German companies struggling to innovate is usually a homegrown problem and often stems from a lack of imagination. In a study conducted on behalf of the Bad Harzburgbased management school “Akademie fur Fuhrungskrafte der Wirtschaft”, some of the causes pointed to by managers were:
And even when companies come up with innovations, there is no guarantee it will succeed on the market. A number of studies show that lots of new products fail to make it to the decisive growth phase and fade away. Overall the flop rate stands at somewhere between 60 and 75 per cent. The consulting company Arthur D. Little developed an evaluation filter and came to the conclusion that a mere 15 per cent of all innovation ideas should make it onto the market, although no more than two thirds of these, i.e. 10 per cent of all innovations, will remain on the market.

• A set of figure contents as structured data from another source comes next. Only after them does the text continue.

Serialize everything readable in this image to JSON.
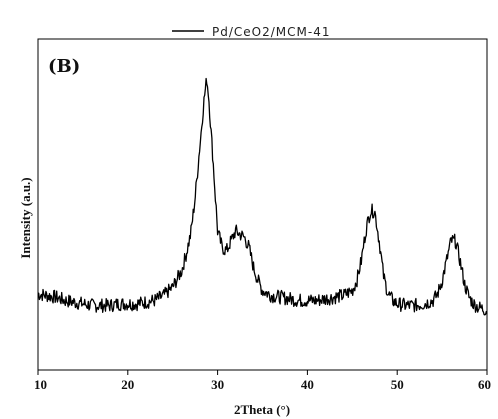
{
  "chart_data": {
    "type": "line",
    "panel_label": "(B)",
    "title": "",
    "xlabel": "2Theta (°)",
    "ylabel": "Intensity (a.u.)",
    "xlim": [
      10,
      60
    ],
    "ylim": [
      0,
      100
    ],
    "x_ticks": [
      10,
      20,
      30,
      40,
      50,
      60
    ],
    "legend_position": "top",
    "grid": false,
    "series": [
      {
        "name": "Pd/CeO2/MCM-41",
        "color": "#000000",
        "x": [
          10,
          11,
          12,
          13,
          14,
          15,
          16,
          17,
          18,
          19,
          20,
          21,
          22,
          23,
          24,
          25,
          26,
          26.5,
          27,
          27.5,
          28,
          28.5,
          28.8,
          29,
          29.5,
          30,
          30.5,
          31,
          31.5,
          32,
          32.5,
          33,
          33.5,
          34,
          34.5,
          35,
          36,
          37,
          38,
          39,
          40,
          41,
          42,
          43,
          44,
          45,
          45.5,
          46,
          46.5,
          47,
          47.5,
          48,
          48.5,
          49,
          49.5,
          50,
          51,
          52,
          53,
          54,
          54.5,
          55,
          55.5,
          56,
          56.5,
          57,
          57.5,
          58,
          58.5,
          59,
          59.5,
          60
        ],
        "values": [
          23,
          22.5,
          22,
          21,
          20.5,
          20,
          19.5,
          19.5,
          19.5,
          20,
          20,
          20,
          20.5,
          21,
          22.5,
          25,
          30,
          35,
          41,
          52,
          67,
          82,
          88,
          83,
          63,
          42,
          37,
          36,
          39,
          42,
          41,
          40,
          37,
          31,
          27,
          24,
          22.5,
          22,
          21.5,
          21,
          21,
          21,
          21.5,
          22,
          22.5,
          24,
          27,
          33,
          42,
          48,
          48,
          39,
          28,
          23,
          21,
          20,
          19.5,
          19.5,
          20,
          21,
          23,
          27,
          33,
          39,
          39,
          33,
          26,
          22,
          20,
          19,
          18.5,
          18
        ]
      }
    ]
  }
}
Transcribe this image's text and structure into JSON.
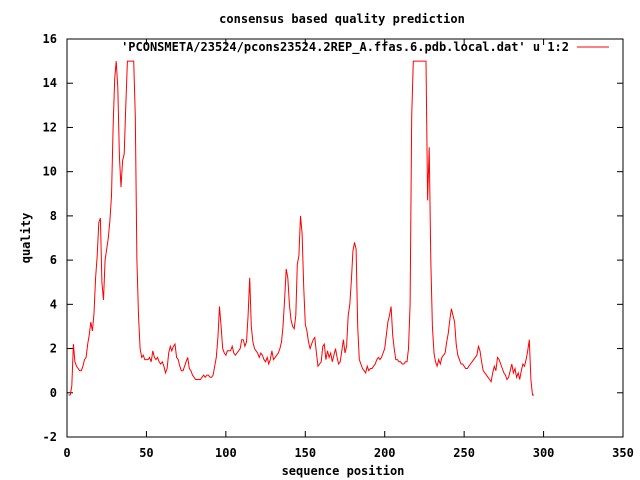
{
  "chart_data": {
    "type": "line",
    "title": "consensus based quality prediction",
    "xlabel": "sequence position",
    "ylabel": "quality",
    "xlim": [
      0,
      350
    ],
    "ylim": [
      -2,
      16
    ],
    "xticks": [
      0,
      50,
      100,
      150,
      200,
      250,
      300,
      350
    ],
    "yticks": [
      -2,
      0,
      2,
      4,
      6,
      8,
      10,
      12,
      14,
      16
    ],
    "grid": false,
    "legend_position": "top-right",
    "series": [
      {
        "name": "'PCONSMETA/23524/pcons23524.2REP_A.ffas.6.pdb.local.dat' u 1:2",
        "color": "#ff0000",
        "points": [
          [
            1,
            -0.1
          ],
          [
            2,
            -0.1
          ],
          [
            3,
            0.3
          ],
          [
            4,
            2.2
          ],
          [
            5,
            1.4
          ],
          [
            6,
            1.2
          ],
          [
            7,
            1.1
          ],
          [
            8,
            1.0
          ],
          [
            9,
            1.0
          ],
          [
            10,
            1.2
          ],
          [
            11,
            1.5
          ],
          [
            12,
            1.6
          ],
          [
            13,
            2.2
          ],
          [
            14,
            2.6
          ],
          [
            15,
            3.2
          ],
          [
            16,
            2.8
          ],
          [
            17,
            3.6
          ],
          [
            18,
            5.2
          ],
          [
            19,
            6.2
          ],
          [
            20,
            7.7
          ],
          [
            21,
            7.9
          ],
          [
            22,
            5.0
          ],
          [
            23,
            4.2
          ],
          [
            24,
            6.0
          ],
          [
            25,
            6.5
          ],
          [
            26,
            7.0
          ],
          [
            27,
            7.8
          ],
          [
            28,
            8.9
          ],
          [
            29,
            12.0
          ],
          [
            30,
            14.2
          ],
          [
            31,
            15.0
          ],
          [
            32,
            13.8
          ],
          [
            33,
            10.7
          ],
          [
            34,
            9.3
          ],
          [
            35,
            10.5
          ],
          [
            36,
            10.8
          ],
          [
            37,
            13.0
          ],
          [
            38,
            15.0
          ],
          [
            39,
            15.0
          ],
          [
            40,
            15.0
          ],
          [
            41,
            15.0
          ],
          [
            42,
            15.0
          ],
          [
            43,
            12.5
          ],
          [
            44,
            6.0
          ],
          [
            45,
            3.5
          ],
          [
            46,
            2.0
          ],
          [
            47,
            1.6
          ],
          [
            48,
            1.7
          ],
          [
            49,
            1.5
          ],
          [
            50,
            1.5
          ],
          [
            51,
            1.5
          ],
          [
            52,
            1.6
          ],
          [
            53,
            1.4
          ],
          [
            54,
            1.9
          ],
          [
            55,
            1.6
          ],
          [
            56,
            1.5
          ],
          [
            57,
            1.6
          ],
          [
            58,
            1.4
          ],
          [
            59,
            1.3
          ],
          [
            60,
            1.4
          ],
          [
            61,
            1.2
          ],
          [
            62,
            0.9
          ],
          [
            63,
            1.1
          ],
          [
            64,
            1.8
          ],
          [
            65,
            2.1
          ],
          [
            66,
            1.9
          ],
          [
            67,
            2.1
          ],
          [
            68,
            2.2
          ],
          [
            69,
            1.6
          ],
          [
            70,
            1.5
          ],
          [
            71,
            1.2
          ],
          [
            72,
            1.0
          ],
          [
            73,
            1.0
          ],
          [
            74,
            1.2
          ],
          [
            75,
            1.4
          ],
          [
            76,
            1.6
          ],
          [
            77,
            1.1
          ],
          [
            78,
            1.0
          ],
          [
            79,
            0.8
          ],
          [
            80,
            0.7
          ],
          [
            81,
            0.6
          ],
          [
            82,
            0.6
          ],
          [
            83,
            0.6
          ],
          [
            84,
            0.6
          ],
          [
            85,
            0.7
          ],
          [
            86,
            0.8
          ],
          [
            87,
            0.7
          ],
          [
            88,
            0.8
          ],
          [
            89,
            0.8
          ],
          [
            90,
            0.7
          ],
          [
            91,
            0.7
          ],
          [
            92,
            0.8
          ],
          [
            93,
            1.2
          ],
          [
            94,
            1.6
          ],
          [
            95,
            2.5
          ],
          [
            96,
            3.9
          ],
          [
            97,
            3.0
          ],
          [
            98,
            2.0
          ],
          [
            99,
            1.8
          ],
          [
            100,
            1.7
          ],
          [
            101,
            1.9
          ],
          [
            102,
            1.9
          ],
          [
            103,
            1.9
          ],
          [
            104,
            2.1
          ],
          [
            105,
            1.8
          ],
          [
            106,
            1.7
          ],
          [
            107,
            1.8
          ],
          [
            108,
            1.9
          ],
          [
            109,
            2.0
          ],
          [
            110,
            2.4
          ],
          [
            111,
            2.4
          ],
          [
            112,
            2.1
          ],
          [
            113,
            2.3
          ],
          [
            114,
            3.5
          ],
          [
            115,
            5.2
          ],
          [
            116,
            3.0
          ],
          [
            117,
            2.3
          ],
          [
            118,
            2.0
          ],
          [
            119,
            1.9
          ],
          [
            120,
            1.8
          ],
          [
            121,
            1.6
          ],
          [
            122,
            1.8
          ],
          [
            123,
            1.7
          ],
          [
            124,
            1.5
          ],
          [
            125,
            1.4
          ],
          [
            126,
            1.6
          ],
          [
            127,
            1.3
          ],
          [
            128,
            1.5
          ],
          [
            129,
            1.9
          ],
          [
            130,
            1.5
          ],
          [
            131,
            1.6
          ],
          [
            132,
            1.7
          ],
          [
            133,
            1.8
          ],
          [
            134,
            2.0
          ],
          [
            135,
            2.3
          ],
          [
            136,
            3.0
          ],
          [
            137,
            4.2
          ],
          [
            138,
            5.6
          ],
          [
            139,
            5.2
          ],
          [
            140,
            4.0
          ],
          [
            141,
            3.3
          ],
          [
            142,
            3.0
          ],
          [
            143,
            2.9
          ],
          [
            144,
            3.5
          ],
          [
            145,
            5.8
          ],
          [
            146,
            6.2
          ],
          [
            147,
            8.0
          ],
          [
            148,
            7.2
          ],
          [
            149,
            4.8
          ],
          [
            150,
            3.1
          ],
          [
            151,
            2.8
          ],
          [
            152,
            2.3
          ],
          [
            153,
            2.0
          ],
          [
            154,
            2.2
          ],
          [
            155,
            2.4
          ],
          [
            156,
            2.5
          ],
          [
            157,
            1.8
          ],
          [
            158,
            1.2
          ],
          [
            159,
            1.3
          ],
          [
            160,
            1.4
          ],
          [
            161,
            2.1
          ],
          [
            162,
            2.2
          ],
          [
            163,
            1.5
          ],
          [
            164,
            1.9
          ],
          [
            165,
            1.6
          ],
          [
            166,
            1.8
          ],
          [
            167,
            1.4
          ],
          [
            168,
            1.7
          ],
          [
            169,
            2.0
          ],
          [
            170,
            1.6
          ],
          [
            171,
            1.3
          ],
          [
            172,
            1.4
          ],
          [
            173,
            1.9
          ],
          [
            174,
            2.4
          ],
          [
            175,
            1.8
          ],
          [
            176,
            2.1
          ],
          [
            177,
            3.5
          ],
          [
            178,
            4.0
          ],
          [
            179,
            5.1
          ],
          [
            180,
            6.4
          ],
          [
            181,
            6.8
          ],
          [
            182,
            6.5
          ],
          [
            183,
            3.0
          ],
          [
            184,
            1.5
          ],
          [
            185,
            1.3
          ],
          [
            186,
            1.1
          ],
          [
            187,
            1.0
          ],
          [
            188,
            0.9
          ],
          [
            189,
            1.2
          ],
          [
            190,
            1.0
          ],
          [
            191,
            1.1
          ],
          [
            192,
            1.1
          ],
          [
            193,
            1.2
          ],
          [
            194,
            1.3
          ],
          [
            195,
            1.5
          ],
          [
            196,
            1.6
          ],
          [
            197,
            1.5
          ],
          [
            198,
            1.6
          ],
          [
            199,
            1.8
          ],
          [
            200,
            2.0
          ],
          [
            201,
            2.6
          ],
          [
            202,
            3.2
          ],
          [
            203,
            3.5
          ],
          [
            204,
            3.9
          ],
          [
            205,
            2.6
          ],
          [
            206,
            2.0
          ],
          [
            207,
            1.5
          ],
          [
            208,
            1.5
          ],
          [
            209,
            1.4
          ],
          [
            210,
            1.4
          ],
          [
            211,
            1.3
          ],
          [
            212,
            1.3
          ],
          [
            213,
            1.4
          ],
          [
            214,
            1.4
          ],
          [
            215,
            2.0
          ],
          [
            216,
            4.0
          ],
          [
            217,
            12.5
          ],
          [
            218,
            15.0
          ],
          [
            219,
            15.0
          ],
          [
            220,
            15.0
          ],
          [
            221,
            15.0
          ],
          [
            222,
            15.0
          ],
          [
            223,
            15.0
          ],
          [
            224,
            15.0
          ],
          [
            225,
            15.0
          ],
          [
            226,
            15.0
          ],
          [
            227,
            8.7
          ],
          [
            228,
            11.1
          ],
          [
            229,
            6.0
          ],
          [
            230,
            3.0
          ],
          [
            231,
            1.8
          ],
          [
            232,
            1.4
          ],
          [
            233,
            1.2
          ],
          [
            234,
            1.5
          ],
          [
            235,
            1.3
          ],
          [
            236,
            1.6
          ],
          [
            237,
            1.7
          ],
          [
            238,
            1.8
          ],
          [
            239,
            2.3
          ],
          [
            240,
            2.7
          ],
          [
            241,
            3.3
          ],
          [
            242,
            3.8
          ],
          [
            243,
            3.5
          ],
          [
            244,
            3.2
          ],
          [
            245,
            2.2
          ],
          [
            246,
            1.7
          ],
          [
            247,
            1.5
          ],
          [
            248,
            1.3
          ],
          [
            249,
            1.3
          ],
          [
            250,
            1.2
          ],
          [
            251,
            1.1
          ],
          [
            252,
            1.1
          ],
          [
            253,
            1.2
          ],
          [
            254,
            1.3
          ],
          [
            255,
            1.4
          ],
          [
            256,
            1.5
          ],
          [
            257,
            1.6
          ],
          [
            258,
            1.7
          ],
          [
            259,
            2.1
          ],
          [
            260,
            1.9
          ],
          [
            261,
            1.4
          ],
          [
            262,
            1.0
          ],
          [
            263,
            0.9
          ],
          [
            264,
            0.8
          ],
          [
            265,
            0.7
          ],
          [
            266,
            0.6
          ],
          [
            267,
            0.5
          ],
          [
            268,
            0.9
          ],
          [
            269,
            1.2
          ],
          [
            270,
            1.0
          ],
          [
            271,
            1.6
          ],
          [
            272,
            1.5
          ],
          [
            273,
            1.3
          ],
          [
            274,
            1.1
          ],
          [
            275,
            0.9
          ],
          [
            276,
            0.8
          ],
          [
            277,
            0.6
          ],
          [
            278,
            0.7
          ],
          [
            279,
            1.0
          ],
          [
            280,
            1.3
          ],
          [
            281,
            0.9
          ],
          [
            282,
            1.1
          ],
          [
            283,
            0.7
          ],
          [
            284,
            0.9
          ],
          [
            285,
            0.6
          ],
          [
            286,
            1.0
          ],
          [
            287,
            1.3
          ],
          [
            288,
            1.2
          ],
          [
            289,
            1.5
          ],
          [
            290,
            1.9
          ],
          [
            291,
            2.4
          ],
          [
            292,
            0.6
          ],
          [
            293,
            -0.1
          ],
          [
            294,
            -0.1
          ]
        ]
      }
    ]
  }
}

There are a number of reasons why so many innovations flop. Often the product fails to make any headway because of the sheer number of competitors. Others fail to establish a new technical standard or do not appeal to enough customers because the company does not provide enough options for using the product.
To make things worse, companies face a huge time dilemma. Product life cycles continue to shorten, but product development is taking up more and more time, sometimes in multiples, increasing the risk of failure. Given all of these problems, there is increasing demand for effective and insightful market research to look specifically into innovations. This applies especially to products incurring the lion’s share of innovation process costs during the development phase.
Under such circumstances creativity techniques can help tremendously. These help when thinking through and solving problems that are difficult to otherwise define or quantify, problems that can not be tackled using standard techniques. The Mannheim Inventor Workshop is a holistic technique developed by the Steinbeis Transfer Center Market Research and Marketing Know-How. It offers plenty of potential to different sized companies from all types of sectors and is fast and efficient. The workshop already has a good track record in developing a variety of solutions to an even broader variety of problems, ranging from the development of environmental scenarios to application options for new technologies in private households and even new company names.